7/10
Enigmatic but...
2 January 2010
A Christmas Tale has been booked as an extremely unconventional holiday film from most major reviewers. This is a selling point-the film is a "true" examination of the holidays that offers no traditional entry and exit. It's the direct contrast of Four Christmases and at least one reviewer pondered "If only American Christmas films could be like this one..." Certainly, A Christmas Tale is unconventional, using Wes Anderson-like bookmark introductions as an omniscient narrator dictates the various children's upbringing. Scenes suddenly cut off in the middle or change. Things are never really explained. Two characters have a major feud between them but the origins are never quite described.
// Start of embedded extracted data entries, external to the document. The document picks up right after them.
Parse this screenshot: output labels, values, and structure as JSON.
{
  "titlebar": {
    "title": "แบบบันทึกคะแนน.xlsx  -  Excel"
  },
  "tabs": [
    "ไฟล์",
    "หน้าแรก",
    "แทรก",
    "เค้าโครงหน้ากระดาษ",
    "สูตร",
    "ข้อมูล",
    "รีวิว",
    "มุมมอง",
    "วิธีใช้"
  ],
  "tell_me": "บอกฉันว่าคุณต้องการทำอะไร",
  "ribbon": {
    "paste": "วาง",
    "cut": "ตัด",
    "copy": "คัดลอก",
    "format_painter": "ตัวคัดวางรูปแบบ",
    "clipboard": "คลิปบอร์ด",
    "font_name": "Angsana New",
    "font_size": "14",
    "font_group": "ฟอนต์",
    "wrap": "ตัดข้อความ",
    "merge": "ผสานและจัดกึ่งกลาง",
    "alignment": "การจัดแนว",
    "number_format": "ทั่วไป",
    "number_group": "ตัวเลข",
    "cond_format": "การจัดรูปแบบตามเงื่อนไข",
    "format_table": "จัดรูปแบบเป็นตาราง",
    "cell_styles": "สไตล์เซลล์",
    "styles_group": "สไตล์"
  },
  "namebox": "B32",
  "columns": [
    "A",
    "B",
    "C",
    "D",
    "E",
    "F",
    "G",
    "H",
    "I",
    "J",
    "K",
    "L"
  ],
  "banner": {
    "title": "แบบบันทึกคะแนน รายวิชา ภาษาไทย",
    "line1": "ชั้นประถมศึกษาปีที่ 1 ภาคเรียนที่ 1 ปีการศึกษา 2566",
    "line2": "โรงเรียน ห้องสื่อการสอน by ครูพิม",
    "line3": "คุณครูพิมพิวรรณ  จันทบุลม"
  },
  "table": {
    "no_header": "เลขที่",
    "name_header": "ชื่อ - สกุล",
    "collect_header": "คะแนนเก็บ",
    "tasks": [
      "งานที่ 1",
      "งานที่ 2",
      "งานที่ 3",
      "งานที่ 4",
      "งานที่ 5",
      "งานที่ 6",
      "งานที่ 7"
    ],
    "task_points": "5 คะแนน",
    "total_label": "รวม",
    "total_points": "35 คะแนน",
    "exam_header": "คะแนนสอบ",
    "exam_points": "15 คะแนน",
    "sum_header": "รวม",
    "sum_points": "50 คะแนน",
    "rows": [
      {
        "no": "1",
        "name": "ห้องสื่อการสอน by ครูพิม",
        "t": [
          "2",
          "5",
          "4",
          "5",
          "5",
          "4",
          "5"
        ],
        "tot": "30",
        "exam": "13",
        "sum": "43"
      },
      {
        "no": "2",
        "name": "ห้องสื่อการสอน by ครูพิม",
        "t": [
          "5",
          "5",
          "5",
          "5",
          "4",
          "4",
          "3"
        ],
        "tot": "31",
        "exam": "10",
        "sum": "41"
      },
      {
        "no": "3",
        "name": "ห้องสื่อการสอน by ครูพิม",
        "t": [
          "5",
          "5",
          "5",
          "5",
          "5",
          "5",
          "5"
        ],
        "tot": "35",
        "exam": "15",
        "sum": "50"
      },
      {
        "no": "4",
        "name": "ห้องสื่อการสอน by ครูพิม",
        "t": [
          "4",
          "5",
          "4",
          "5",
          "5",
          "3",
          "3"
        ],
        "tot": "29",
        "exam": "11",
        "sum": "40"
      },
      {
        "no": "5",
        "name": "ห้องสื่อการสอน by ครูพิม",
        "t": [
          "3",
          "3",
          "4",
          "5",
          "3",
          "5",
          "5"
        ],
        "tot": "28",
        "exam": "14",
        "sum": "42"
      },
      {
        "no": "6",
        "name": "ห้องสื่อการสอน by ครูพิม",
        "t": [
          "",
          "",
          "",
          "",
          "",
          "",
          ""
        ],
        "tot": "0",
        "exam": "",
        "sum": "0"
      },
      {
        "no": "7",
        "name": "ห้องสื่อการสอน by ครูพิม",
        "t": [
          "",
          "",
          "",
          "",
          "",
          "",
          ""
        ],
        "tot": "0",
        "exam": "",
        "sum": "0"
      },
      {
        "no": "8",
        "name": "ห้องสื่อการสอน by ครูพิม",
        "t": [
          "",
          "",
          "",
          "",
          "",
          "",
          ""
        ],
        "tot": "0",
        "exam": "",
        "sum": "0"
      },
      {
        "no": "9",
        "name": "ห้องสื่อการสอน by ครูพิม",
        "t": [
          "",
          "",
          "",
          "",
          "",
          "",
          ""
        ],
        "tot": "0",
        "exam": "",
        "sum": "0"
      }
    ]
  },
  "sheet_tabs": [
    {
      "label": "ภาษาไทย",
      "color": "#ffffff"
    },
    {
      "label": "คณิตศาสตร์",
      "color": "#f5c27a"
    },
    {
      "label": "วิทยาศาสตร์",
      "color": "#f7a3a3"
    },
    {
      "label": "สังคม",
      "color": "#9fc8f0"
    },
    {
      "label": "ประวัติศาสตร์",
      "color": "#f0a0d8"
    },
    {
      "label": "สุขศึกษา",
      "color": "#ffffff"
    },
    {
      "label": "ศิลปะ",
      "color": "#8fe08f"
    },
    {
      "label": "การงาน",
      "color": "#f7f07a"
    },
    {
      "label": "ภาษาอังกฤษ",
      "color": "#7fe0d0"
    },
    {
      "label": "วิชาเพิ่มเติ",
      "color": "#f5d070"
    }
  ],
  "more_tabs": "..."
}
This lack of knowledge and unpredictability gives A Christmas Tale an almost luminous ambiance. The film doesn't really move forward so much as float. Characters self-consciously talk about their own trappings in a theatrical way or muse about an event the audience was never privy too. It feels like the viewer is spying on this family, not in a Hitchcockian sense, but more as a privileged member. And although all of these distinctive attributes distinguish the film from more generic fare, it doesn't honestly add much. There is little emotional investment in the characters or their struggles, even though so much of the film depends on a sympathetic audience. The happy moments or the sad ones seem to do little to really effect anyone because such little is known about these people. The film feels airy and faint but it only lessens the impact.

One wonders why this approach was chosen. Perhaps to get the audience to feel instead of think. It doesn't seem like A Christmas Tale really wants to offer something different, as primed by others. Instead the filmmakers simply want to tell a story that transports the audience to France. They want the viewer to invest in these characters struggles and feel for them. But the film is loaded with such sudden and copious amounts of joy and the usual suspects- a scruffy but loving husband, a stern but fair mother, the black sheep who doesn't understand, the loving husband who doesn't complain, the adolescent child who is trying to find his place... the list goes on. But what's the significance? Where's the punch? What's the so what?

It's difficult to recommend this film even though the rating may not seem terrible. "Worth watching" is difficult to categorize in this place because the film feels like a continuation of this director's style but I know very little about his prior works. Check it out but don't expect much and you may be pleasantly surprised.